Business and the MDGs: analysing the tax payments of 14 UK and US-based companies
The MDG Business Call to Action raises a vital development issue: how can companies, particularly large multinationals, best contribute to the fight against global poverty? One way is by ensuring that they pay the full amount of tax on profits intended by the relevant laws of each country in which they have substantial operations. Mulltinationals thereby add to public revenues that are desperately needed by developing countries to tackle hunger, provide health and education services and invest in infrastructure. In this context, a new report brought out by ActionAid examines the extent to which 14 UK and USA-based multinational companies that have signed up to the Call of Action pay the going rate of corporate tax on their profits in the countries where they or their subsidiaries operate.

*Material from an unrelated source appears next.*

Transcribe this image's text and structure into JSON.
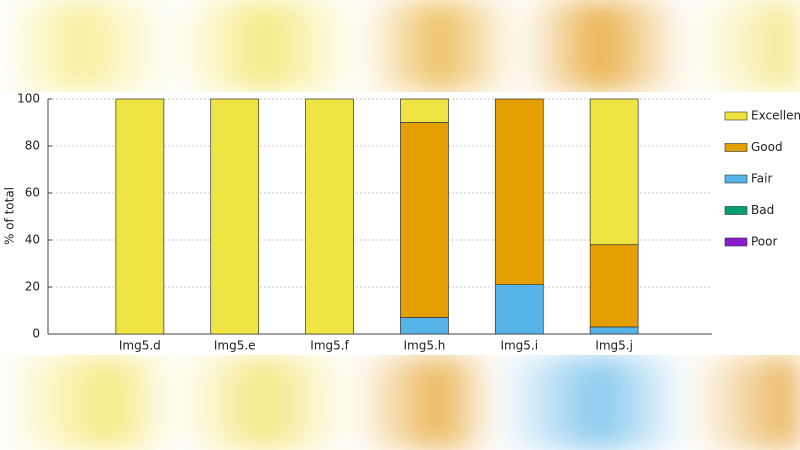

Comparing the tax payments declared in the companies’ published accounts with the official rate of corporate tax in their home country from the last comparable five years, the report finds a shortfall of billions of pounds between the expected rate of tax and the actual tax paid. Specifically, it finds that:
- in most cases the tax paid over the last five years appears to be considerably less than the corporate tax rate in the companies’ home countries – which was 30% for UK companies and 35% for US companies at the time
- over that five-year period, there appears to be an estimated shortfall of $31.5 billion of taxed revenue, an average of $6.3 billion every year
- this represents a massive missed opportunity for governments to collect the financial resources needed to meet the MDGs: the UN, for instance, estimates that $22 billion is needed to fund a comprehensive global strategy of prevention, treatment and care to combat HIV/AIDS in 2008
The report concludes that there is an urgent need for the UK government to work with other governments, the United Nations, civil society and the companies themselves to explore the reasons why companies appear to be paying less tax than they should be paying, given their profits and the rates of corporate taxation in the countries where they are based. Greater accounting transparency and better mitigation of legal tax loopholes are identified as possible measures that will be necessary to prevent corporate tax avoidance from now on.